Surely Harmon, at this late date, isn’t asking us to excuse such histrionics on the basis of the homophobia there is no evidence that Jordan has ever suffered. Nor does Harmon allow us to see Jordan as merely spoiled, though the play drops a few footnotes to that effect. (His Nana — Barbara Barrie, again giving a lovely performance — was already married six years, with two kids, at 28.) But smartly citing themes is not the same as dramatizing them, and what we actually see happening in the play is exactly two things: a satire of Bridezilladom as an almost biological inevitability, like menarche, and an exploration of gay singleness as a random curse that can never be undone. Neither of these things is true.
Or have I, in my dotage, with my husband and family long since achieved, hardened my heart to the pain of being young and gay and single, of watching all the straights around me couple up and wondering whether I would ever have the privilege of slavishly aping their heteronormativity?

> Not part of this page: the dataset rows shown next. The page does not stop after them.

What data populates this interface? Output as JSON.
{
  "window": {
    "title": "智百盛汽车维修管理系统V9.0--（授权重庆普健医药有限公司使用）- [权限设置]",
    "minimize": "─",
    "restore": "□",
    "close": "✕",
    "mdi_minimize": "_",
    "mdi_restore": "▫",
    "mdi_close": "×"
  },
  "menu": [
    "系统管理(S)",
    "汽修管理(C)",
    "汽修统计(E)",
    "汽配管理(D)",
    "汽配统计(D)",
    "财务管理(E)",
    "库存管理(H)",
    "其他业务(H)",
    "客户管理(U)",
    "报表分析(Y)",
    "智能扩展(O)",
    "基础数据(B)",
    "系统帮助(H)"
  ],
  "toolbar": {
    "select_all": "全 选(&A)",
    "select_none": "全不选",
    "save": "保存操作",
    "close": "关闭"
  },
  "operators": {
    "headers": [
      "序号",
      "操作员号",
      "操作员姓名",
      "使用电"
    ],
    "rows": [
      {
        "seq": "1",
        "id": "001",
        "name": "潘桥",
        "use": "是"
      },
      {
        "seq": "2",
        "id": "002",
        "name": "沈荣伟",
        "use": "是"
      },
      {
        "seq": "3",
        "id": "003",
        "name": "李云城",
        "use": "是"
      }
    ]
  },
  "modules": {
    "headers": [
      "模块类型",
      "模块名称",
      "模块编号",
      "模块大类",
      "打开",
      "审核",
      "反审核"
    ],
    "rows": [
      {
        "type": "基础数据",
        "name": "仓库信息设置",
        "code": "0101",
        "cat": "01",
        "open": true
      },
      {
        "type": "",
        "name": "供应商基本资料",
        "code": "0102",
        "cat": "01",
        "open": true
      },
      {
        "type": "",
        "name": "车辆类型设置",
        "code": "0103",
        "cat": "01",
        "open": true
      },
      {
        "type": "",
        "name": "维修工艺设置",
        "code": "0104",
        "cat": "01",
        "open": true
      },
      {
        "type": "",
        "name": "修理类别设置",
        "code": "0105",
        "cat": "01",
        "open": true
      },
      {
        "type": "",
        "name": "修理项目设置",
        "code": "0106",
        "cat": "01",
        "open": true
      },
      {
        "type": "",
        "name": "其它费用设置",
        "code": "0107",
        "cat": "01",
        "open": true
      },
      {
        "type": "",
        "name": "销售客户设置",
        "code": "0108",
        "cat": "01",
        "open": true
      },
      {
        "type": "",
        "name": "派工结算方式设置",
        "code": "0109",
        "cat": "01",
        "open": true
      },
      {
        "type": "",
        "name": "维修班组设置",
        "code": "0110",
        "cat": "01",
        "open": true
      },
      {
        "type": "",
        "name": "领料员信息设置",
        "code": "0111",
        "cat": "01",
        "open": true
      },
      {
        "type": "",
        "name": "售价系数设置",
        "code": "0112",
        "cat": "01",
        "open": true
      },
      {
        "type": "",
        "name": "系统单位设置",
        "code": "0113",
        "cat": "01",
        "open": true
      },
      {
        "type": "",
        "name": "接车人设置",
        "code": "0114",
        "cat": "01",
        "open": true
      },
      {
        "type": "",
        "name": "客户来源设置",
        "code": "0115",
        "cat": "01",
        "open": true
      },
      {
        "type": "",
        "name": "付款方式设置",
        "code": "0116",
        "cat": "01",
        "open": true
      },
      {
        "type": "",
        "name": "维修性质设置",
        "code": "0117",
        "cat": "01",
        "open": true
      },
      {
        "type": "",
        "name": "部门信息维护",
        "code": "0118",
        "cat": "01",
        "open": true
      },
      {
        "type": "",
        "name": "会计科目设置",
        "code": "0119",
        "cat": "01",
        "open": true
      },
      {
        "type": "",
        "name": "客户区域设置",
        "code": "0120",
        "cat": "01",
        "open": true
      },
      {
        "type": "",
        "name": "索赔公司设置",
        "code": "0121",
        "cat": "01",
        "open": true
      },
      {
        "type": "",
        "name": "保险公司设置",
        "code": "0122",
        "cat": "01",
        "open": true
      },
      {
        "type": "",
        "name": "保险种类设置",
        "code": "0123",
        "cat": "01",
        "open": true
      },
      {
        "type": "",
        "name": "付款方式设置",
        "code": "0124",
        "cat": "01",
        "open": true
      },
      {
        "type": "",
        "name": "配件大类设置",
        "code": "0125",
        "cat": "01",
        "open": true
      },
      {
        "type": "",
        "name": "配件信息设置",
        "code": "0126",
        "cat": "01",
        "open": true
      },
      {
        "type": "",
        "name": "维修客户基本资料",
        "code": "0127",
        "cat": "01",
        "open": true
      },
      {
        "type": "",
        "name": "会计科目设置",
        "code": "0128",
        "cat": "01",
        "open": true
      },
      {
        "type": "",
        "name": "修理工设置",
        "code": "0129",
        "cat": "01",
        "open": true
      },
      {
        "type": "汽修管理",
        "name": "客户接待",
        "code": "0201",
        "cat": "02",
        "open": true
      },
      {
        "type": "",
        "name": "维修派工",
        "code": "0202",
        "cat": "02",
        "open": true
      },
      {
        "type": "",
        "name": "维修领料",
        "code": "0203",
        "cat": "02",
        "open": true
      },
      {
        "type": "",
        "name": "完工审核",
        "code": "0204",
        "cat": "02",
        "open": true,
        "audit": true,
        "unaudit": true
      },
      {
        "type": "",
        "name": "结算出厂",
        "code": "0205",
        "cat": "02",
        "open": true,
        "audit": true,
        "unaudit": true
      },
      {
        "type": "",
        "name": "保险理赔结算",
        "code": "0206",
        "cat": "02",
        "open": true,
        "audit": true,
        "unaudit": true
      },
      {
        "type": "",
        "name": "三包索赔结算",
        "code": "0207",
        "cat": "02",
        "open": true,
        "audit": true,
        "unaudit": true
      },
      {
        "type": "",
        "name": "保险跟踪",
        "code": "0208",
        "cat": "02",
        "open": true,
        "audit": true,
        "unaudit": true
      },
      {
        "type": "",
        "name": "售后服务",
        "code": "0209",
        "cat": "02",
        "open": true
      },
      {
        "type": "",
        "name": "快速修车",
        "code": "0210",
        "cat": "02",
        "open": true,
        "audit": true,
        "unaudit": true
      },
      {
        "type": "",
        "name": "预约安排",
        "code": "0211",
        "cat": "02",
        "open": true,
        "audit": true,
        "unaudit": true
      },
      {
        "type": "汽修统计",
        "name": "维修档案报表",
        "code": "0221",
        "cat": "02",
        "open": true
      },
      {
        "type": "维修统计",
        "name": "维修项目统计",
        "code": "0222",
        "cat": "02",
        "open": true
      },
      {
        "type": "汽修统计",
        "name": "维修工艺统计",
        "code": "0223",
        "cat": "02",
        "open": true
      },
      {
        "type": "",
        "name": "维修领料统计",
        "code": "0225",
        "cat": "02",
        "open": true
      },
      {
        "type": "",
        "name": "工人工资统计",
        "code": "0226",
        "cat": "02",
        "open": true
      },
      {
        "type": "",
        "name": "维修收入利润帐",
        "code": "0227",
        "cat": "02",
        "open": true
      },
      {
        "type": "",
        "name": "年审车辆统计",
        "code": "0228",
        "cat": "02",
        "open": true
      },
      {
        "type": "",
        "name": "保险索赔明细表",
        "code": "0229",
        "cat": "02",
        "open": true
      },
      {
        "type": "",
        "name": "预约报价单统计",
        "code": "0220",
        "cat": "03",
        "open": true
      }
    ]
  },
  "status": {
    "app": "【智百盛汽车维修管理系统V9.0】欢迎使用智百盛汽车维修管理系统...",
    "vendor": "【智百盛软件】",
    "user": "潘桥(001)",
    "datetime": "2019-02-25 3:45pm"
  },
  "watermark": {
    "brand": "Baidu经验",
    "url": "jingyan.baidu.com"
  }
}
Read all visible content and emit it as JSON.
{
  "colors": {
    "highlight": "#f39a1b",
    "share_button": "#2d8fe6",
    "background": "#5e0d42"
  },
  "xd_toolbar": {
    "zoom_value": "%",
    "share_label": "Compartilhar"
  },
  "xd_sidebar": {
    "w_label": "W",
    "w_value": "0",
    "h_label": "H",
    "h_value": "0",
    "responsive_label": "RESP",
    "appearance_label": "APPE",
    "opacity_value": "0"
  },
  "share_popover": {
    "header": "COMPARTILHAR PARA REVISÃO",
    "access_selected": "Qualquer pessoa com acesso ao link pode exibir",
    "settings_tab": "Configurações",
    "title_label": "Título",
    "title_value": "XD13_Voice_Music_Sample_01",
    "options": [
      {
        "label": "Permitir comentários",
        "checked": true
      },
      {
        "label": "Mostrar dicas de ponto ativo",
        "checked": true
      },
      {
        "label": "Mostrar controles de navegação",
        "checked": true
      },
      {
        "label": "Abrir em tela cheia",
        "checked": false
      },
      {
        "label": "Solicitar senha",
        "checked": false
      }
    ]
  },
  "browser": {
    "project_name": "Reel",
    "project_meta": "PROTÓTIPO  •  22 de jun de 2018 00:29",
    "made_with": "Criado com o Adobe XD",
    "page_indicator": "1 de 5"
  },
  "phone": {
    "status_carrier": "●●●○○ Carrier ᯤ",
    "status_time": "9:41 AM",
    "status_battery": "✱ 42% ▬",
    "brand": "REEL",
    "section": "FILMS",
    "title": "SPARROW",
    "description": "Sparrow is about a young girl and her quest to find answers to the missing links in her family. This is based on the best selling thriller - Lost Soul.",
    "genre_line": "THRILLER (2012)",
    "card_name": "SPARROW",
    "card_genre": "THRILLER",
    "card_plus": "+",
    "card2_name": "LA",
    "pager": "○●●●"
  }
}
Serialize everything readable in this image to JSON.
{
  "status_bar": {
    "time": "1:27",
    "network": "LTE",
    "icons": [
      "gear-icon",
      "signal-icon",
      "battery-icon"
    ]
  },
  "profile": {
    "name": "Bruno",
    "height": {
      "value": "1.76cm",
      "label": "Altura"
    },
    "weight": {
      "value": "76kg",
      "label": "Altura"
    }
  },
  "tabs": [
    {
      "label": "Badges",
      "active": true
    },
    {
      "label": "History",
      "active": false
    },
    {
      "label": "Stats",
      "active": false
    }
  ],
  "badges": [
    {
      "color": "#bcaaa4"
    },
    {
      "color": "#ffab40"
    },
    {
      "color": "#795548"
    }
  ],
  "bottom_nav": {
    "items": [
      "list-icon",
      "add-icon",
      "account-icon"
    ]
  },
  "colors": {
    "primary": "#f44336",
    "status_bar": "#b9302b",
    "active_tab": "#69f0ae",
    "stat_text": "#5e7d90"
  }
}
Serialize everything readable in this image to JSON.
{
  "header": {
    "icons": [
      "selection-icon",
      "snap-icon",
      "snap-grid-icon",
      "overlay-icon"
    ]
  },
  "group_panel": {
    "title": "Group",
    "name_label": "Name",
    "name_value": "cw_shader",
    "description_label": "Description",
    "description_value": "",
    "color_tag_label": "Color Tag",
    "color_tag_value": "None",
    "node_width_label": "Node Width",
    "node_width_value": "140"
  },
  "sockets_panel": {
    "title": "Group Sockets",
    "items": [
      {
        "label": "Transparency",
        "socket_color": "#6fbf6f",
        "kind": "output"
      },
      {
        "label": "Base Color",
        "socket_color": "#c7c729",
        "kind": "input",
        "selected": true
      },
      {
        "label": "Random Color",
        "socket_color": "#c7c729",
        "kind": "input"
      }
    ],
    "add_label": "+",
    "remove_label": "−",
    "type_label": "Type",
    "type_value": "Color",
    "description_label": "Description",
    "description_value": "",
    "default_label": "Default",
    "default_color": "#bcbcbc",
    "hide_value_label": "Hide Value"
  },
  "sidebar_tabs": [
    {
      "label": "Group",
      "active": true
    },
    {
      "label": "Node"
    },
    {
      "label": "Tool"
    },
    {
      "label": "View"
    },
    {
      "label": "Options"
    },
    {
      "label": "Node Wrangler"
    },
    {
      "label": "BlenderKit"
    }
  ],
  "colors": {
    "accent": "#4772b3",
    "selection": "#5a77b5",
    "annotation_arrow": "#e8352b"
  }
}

I don’t think so. Glick’s vivid performance easily brought all those awful feelings back, and I admit to tearing up as he suffered. But much as I remember the hopelessness and reactionary anxiety that Significant Other purveys, I also remember feeling, even at the time, that my woes were not very big in the world, not very honorable, and certainly not dramatic. They were my problem, fit at most for an overwrought letter or a purple poem. To make anything bigger of them was to make too much of them.
Significant Other is at the Booth Theatre.